I quote from an unfinished letter which he began to write a few days before his death.

Ontario Military Hospital

Orpington, Kent, 9-v.016

“Dear Billy,— I am lying in above hospital suffering from wounds received on Hill 60, Ypres, on the 2nd June. Without a doubt I consider that I am very fortunate and somewhat unfortunate. The day I went into action my transfer to take a commission in the British Army came through. Now, of course, I am hors de combat, and likely to remain so for a while.

Probably by the time you receive this you will have read all about the battle, but I consider that my identical case was so peculiar that I am going to tell you of it. Early in the morning we moved up to prepare before making a move. Old Fritz saw us dig ourselves in, but he let us go ahead. About 4am he opened with the heavies and h.t. shrapnel and everything went well until about 8, when he made up his mind to concentrate on the little piece of ground where seven of us were dug in.”

His death was premature and not as he wished it, nevertheless he died knowing he had done his duty. He was buried with full military honours in Choppington Church yard on June 28th, and the funeral was well attended by his many friends, who deeply deplored his early death.
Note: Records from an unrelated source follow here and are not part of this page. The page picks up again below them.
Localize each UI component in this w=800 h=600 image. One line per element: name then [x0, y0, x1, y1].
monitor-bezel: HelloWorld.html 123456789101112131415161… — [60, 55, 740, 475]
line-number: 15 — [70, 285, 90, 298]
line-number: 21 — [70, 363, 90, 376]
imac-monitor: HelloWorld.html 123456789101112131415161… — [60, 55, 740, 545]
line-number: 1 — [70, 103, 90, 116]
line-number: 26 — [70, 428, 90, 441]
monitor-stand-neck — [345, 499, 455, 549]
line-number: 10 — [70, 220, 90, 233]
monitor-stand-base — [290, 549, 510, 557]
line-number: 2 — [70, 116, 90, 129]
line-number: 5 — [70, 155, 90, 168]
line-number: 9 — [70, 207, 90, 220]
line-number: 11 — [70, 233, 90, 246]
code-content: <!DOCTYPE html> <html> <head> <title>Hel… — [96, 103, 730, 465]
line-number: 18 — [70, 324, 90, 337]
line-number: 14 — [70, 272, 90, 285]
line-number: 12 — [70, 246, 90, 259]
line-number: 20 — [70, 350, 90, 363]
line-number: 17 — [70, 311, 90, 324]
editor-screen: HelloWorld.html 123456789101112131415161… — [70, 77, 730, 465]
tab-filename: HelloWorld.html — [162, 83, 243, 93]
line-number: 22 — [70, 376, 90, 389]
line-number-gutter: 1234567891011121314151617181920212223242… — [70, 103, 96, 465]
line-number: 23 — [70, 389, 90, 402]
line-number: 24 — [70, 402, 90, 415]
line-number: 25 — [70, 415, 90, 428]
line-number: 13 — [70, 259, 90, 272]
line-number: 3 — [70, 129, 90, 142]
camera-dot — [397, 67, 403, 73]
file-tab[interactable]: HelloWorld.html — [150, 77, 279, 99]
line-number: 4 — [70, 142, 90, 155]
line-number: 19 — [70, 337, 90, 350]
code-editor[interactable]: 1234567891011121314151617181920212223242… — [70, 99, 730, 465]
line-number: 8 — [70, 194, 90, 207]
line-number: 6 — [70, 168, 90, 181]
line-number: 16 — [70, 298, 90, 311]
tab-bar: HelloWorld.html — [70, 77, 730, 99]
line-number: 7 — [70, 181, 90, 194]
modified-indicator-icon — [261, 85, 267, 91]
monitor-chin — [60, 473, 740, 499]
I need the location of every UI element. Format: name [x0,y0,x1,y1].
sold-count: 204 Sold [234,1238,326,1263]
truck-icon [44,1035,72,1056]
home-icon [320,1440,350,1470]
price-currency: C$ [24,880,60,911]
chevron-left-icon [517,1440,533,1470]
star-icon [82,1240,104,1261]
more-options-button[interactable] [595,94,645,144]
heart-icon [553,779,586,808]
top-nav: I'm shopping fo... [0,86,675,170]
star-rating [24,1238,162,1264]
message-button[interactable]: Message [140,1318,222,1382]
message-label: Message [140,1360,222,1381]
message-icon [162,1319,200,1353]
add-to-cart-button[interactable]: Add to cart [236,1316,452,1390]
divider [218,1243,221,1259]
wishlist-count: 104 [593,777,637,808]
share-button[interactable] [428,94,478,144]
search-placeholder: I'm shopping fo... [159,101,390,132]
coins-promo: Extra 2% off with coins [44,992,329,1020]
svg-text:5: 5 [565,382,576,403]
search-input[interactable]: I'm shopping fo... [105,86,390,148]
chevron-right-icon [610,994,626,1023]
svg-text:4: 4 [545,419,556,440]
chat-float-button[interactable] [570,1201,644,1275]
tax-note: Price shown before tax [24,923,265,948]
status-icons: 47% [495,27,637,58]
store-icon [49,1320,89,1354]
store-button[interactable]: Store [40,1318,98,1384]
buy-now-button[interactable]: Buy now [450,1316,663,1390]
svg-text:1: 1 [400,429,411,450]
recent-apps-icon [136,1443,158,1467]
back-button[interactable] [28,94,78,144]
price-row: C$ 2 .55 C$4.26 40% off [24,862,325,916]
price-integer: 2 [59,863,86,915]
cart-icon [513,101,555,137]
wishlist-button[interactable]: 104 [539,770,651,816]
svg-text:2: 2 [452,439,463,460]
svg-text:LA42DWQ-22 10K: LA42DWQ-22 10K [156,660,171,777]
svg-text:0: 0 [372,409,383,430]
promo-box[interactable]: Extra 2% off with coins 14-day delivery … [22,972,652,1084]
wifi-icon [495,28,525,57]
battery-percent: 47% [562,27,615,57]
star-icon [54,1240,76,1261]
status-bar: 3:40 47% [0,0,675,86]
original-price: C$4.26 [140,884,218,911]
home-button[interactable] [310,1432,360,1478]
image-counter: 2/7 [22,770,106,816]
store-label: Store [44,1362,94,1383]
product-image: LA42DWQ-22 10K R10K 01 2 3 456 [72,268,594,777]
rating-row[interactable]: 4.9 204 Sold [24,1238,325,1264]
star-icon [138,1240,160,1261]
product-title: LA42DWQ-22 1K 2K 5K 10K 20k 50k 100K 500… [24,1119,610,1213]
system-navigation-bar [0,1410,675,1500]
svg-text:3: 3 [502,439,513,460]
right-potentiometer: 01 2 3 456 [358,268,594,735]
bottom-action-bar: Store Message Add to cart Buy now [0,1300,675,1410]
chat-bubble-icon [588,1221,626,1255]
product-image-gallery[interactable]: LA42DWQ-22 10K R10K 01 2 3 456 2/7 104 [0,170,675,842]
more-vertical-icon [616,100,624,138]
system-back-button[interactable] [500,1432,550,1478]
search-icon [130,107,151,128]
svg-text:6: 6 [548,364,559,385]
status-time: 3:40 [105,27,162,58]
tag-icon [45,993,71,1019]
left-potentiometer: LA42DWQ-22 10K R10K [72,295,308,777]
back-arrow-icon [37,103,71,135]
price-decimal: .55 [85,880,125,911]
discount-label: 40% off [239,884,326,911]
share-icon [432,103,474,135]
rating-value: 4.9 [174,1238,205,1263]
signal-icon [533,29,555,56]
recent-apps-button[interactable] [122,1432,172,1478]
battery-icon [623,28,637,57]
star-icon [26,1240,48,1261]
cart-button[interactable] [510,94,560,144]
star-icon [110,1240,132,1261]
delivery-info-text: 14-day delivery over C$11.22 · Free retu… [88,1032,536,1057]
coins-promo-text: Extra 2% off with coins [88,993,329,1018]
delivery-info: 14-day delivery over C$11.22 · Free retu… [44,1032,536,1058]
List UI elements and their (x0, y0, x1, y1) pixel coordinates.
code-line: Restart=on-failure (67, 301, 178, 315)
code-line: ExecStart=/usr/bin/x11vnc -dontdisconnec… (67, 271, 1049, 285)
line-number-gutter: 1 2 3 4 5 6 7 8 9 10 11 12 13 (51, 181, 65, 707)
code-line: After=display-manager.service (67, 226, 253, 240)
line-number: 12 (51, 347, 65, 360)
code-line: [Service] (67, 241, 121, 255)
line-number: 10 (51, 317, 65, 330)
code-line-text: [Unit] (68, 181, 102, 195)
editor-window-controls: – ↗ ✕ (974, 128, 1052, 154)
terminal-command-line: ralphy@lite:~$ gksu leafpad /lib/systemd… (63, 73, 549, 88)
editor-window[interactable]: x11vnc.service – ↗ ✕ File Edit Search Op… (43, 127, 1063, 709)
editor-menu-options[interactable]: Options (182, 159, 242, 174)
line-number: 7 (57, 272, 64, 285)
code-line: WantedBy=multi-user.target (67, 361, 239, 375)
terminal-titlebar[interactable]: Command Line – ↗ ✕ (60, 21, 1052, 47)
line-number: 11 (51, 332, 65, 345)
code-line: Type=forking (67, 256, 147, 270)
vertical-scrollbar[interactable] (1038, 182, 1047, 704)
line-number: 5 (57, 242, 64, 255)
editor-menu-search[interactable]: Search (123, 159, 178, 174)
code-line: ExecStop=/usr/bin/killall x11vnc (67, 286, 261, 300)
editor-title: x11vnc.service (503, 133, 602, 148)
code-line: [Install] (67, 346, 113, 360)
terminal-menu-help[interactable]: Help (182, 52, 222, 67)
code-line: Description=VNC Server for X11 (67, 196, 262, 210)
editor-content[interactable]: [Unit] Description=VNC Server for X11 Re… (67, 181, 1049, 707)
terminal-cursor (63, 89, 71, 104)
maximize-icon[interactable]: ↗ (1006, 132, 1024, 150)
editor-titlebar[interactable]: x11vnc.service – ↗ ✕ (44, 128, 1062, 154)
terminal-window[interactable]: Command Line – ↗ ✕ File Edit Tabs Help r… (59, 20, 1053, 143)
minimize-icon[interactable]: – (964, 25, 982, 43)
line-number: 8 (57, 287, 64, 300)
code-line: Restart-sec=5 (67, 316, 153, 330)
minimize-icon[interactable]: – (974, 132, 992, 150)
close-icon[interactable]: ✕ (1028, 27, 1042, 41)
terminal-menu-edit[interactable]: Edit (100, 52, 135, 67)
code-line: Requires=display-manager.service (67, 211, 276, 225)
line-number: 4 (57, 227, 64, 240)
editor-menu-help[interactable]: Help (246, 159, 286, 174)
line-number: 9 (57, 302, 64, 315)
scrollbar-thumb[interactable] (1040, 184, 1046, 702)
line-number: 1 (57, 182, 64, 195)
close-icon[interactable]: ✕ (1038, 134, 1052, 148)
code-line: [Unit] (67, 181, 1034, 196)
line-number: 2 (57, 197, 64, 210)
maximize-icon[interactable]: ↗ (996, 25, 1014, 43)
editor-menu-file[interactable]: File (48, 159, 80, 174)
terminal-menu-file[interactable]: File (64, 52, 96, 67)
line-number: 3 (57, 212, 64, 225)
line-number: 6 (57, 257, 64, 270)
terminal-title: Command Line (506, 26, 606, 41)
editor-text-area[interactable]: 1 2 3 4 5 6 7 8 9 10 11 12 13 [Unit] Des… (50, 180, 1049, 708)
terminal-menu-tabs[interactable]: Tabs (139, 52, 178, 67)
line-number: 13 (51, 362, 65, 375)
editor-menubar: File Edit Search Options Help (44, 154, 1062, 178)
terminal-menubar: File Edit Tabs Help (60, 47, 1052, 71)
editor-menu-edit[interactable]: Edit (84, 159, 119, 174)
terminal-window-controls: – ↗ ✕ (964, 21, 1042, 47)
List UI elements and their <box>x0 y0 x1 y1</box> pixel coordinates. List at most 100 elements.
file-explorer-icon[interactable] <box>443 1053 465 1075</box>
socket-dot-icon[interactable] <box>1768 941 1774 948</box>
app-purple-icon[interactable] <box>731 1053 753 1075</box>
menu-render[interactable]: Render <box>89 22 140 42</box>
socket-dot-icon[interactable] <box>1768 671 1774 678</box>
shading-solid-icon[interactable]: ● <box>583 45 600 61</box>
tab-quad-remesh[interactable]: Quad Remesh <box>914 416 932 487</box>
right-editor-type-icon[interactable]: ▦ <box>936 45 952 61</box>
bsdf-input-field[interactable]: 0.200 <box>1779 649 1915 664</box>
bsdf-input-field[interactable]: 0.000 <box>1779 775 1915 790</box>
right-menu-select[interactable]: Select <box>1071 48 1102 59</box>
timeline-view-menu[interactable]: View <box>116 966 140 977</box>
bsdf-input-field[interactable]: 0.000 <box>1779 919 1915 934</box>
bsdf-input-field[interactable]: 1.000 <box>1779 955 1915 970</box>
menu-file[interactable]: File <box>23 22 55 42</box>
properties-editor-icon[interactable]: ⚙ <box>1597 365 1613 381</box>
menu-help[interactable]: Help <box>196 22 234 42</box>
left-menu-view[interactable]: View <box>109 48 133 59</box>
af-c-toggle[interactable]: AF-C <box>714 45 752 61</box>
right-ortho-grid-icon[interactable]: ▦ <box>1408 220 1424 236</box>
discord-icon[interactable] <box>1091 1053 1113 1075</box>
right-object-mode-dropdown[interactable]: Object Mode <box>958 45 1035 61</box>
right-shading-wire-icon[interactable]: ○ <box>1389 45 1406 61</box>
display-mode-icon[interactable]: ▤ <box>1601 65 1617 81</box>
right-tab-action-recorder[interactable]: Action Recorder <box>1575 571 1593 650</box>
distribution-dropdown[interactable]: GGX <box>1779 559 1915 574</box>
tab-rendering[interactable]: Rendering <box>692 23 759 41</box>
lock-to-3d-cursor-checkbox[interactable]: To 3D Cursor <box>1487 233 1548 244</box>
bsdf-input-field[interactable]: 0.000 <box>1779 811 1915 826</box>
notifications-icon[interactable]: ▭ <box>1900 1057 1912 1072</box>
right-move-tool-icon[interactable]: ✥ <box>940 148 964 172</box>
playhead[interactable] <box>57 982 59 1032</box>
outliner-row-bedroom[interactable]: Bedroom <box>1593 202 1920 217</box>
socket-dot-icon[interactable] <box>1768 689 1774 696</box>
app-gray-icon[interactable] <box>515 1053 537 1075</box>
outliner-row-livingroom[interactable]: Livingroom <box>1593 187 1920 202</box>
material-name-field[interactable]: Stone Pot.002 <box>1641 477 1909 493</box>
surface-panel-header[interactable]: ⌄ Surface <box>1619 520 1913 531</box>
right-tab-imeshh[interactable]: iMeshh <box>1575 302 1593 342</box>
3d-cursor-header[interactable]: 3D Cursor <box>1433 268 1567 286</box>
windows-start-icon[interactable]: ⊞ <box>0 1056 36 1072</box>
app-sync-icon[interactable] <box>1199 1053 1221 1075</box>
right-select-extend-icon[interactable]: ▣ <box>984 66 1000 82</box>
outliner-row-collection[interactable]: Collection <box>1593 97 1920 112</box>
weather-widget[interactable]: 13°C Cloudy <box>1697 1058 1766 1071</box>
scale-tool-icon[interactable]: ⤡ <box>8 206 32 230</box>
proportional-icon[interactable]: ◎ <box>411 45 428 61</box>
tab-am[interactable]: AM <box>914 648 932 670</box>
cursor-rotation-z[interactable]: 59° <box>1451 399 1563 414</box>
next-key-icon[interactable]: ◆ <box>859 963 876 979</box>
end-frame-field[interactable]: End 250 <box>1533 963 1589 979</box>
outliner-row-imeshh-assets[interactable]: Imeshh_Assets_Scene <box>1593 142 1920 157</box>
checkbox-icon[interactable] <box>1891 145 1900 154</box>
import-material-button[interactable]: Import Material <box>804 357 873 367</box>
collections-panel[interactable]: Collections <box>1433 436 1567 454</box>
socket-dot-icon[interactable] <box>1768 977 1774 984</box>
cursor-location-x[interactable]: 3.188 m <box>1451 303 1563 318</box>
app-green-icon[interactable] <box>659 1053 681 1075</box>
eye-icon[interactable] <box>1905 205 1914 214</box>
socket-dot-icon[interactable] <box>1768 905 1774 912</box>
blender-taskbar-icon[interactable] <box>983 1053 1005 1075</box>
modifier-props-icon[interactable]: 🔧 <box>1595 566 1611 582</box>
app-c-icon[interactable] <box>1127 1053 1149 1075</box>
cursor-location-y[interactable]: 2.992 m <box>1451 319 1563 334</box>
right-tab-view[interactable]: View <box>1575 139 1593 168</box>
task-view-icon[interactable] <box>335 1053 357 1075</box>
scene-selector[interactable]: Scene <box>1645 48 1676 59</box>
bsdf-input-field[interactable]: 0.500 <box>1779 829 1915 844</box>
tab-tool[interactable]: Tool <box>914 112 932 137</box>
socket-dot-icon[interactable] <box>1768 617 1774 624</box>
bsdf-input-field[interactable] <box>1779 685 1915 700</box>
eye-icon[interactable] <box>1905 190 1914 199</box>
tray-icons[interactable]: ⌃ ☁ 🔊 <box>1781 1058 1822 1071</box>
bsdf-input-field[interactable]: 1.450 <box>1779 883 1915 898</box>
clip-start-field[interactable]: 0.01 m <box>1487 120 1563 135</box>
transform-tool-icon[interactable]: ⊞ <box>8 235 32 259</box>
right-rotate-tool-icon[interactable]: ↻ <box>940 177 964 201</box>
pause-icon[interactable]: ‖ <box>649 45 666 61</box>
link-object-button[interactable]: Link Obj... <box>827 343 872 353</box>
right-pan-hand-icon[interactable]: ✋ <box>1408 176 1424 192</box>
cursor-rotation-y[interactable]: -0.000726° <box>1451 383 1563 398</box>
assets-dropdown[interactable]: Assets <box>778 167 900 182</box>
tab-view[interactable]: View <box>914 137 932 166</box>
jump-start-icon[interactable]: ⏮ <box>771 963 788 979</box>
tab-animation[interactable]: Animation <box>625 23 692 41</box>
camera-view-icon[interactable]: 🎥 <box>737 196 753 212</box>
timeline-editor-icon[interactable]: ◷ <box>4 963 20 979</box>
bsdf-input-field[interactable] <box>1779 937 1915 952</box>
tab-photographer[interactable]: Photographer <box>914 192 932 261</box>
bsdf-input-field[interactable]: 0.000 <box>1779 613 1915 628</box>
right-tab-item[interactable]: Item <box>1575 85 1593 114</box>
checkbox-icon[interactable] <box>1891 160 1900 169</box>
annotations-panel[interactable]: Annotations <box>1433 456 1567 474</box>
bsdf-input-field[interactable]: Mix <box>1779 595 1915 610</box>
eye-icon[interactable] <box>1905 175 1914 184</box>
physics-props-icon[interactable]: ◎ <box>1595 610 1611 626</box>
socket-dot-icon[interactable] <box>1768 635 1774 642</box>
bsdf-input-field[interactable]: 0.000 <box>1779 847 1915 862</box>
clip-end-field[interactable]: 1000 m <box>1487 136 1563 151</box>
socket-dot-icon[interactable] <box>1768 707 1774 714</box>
A concert party, “The Frills and Frolics,” have commenced a week’s entertainment in the pavilion at the Convalescent Camps, Alnwick, under the auspices of Colonel P. Broome Giles, C.B., and officers.

The singing of Mr Kenneth Kerr, baritone; Miss Barbara Merle, mezzo-soprano; and he toe dancing of Miss May Willis were well received. A trio of “Lady Workers,” tram conductor, postman, and window cleaner pleased the large audience as well as the finale, a sketch entitled “A Dramatic Agency.”

On Tuesday evening the party gave a public performance in the Drill Hall, Alnwick, there being a large and delighted audience.